第三個故事 河豚毒

關燈
壹、沈公子 華燈初上,太廟廣場上人頭攢動。

     這裡曾經是皇帝祭祀祖先的所在,如今卻是世界上最昂貴的演出場地之一。

     鋼鐵森林般的後現代感舞台矗立在廣場中央,兩塊亞洲最大的LED屏幕從日本直接空運到這裡,燈光師和音響師都是美國巨星LADYGAGA的禦用班底,負責餘興節目的煙火表演團隊推掉了倫敦新年焰火表演的offer,提前半年準備,隻為了今晚。

     紅毯從金水橋一路鋪到舞台前,當紅明星、文化名流、商界領袖們身着考究的禮服款款走來,迎接粉絲們的歡呼和閃光燈洗禮。

     前面是光彩奪目的秀場,台後卻是劍拔弩張的戰壕。

    人們忙碌的額頭上熱氣升騰而起,混着汗味、發膠味、和模特們身上的名貴香水味,如同彌漫的硝煙,讓人眩暈。
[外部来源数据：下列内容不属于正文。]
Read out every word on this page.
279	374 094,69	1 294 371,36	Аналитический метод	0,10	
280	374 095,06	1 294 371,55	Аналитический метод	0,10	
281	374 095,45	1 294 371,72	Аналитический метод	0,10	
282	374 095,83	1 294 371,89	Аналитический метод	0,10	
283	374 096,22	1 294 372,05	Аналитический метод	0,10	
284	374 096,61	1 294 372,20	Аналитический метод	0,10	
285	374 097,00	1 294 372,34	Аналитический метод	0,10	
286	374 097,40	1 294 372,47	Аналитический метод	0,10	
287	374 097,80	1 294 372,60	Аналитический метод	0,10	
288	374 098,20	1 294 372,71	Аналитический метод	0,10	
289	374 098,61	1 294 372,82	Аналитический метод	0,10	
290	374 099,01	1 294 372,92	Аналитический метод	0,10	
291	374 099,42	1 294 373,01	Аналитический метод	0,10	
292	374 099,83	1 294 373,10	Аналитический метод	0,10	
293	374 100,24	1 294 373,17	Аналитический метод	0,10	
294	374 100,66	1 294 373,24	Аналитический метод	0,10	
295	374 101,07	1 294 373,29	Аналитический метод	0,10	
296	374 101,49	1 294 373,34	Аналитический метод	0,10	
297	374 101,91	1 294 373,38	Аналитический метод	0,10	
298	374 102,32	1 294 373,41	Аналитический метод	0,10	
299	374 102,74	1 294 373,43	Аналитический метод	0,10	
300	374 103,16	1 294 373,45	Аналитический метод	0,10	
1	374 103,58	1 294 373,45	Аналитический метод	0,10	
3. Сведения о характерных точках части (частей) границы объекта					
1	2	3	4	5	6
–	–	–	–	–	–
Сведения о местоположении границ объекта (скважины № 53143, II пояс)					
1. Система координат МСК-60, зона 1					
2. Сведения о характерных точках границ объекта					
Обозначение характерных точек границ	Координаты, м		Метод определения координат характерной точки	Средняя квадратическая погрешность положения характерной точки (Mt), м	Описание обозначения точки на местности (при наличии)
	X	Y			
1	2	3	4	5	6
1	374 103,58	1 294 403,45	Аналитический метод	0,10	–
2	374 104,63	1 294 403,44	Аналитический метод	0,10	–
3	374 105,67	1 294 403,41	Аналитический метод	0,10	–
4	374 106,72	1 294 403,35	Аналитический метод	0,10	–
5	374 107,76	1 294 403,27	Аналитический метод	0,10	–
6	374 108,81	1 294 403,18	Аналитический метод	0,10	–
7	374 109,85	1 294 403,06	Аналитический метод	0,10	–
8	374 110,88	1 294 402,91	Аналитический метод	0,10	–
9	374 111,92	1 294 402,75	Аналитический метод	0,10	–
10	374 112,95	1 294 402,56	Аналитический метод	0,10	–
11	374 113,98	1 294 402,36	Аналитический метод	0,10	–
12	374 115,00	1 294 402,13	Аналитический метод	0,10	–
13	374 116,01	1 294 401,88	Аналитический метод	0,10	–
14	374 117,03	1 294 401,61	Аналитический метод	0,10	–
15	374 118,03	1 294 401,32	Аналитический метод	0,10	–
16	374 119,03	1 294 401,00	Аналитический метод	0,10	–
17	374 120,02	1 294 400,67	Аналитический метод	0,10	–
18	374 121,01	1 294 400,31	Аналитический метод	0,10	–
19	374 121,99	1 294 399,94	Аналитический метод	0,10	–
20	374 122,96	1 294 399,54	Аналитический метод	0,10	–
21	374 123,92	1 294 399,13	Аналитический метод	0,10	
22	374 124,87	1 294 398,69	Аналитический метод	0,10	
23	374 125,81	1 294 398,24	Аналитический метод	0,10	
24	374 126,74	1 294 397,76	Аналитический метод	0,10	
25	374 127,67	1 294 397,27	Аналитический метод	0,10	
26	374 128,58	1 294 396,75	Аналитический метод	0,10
     導演是個梳着馬尾的矮胖中年人,飙着粵語原地轉圈,看起來是出了什麼意外,工作人員也都一籌莫展。

     模特們倒是無所謂,演出砸不砸她們照拿出場費,就是露背短裙穿着有點冷,細高跟鞋穿着有點累。

    更有甚者是那種充當候補的小女孩,不知道從哪裡變出兩個甜筒冰淇淋來,坐在模特等待區的音箱上吃着,好整以暇地看着導演團團轉圈。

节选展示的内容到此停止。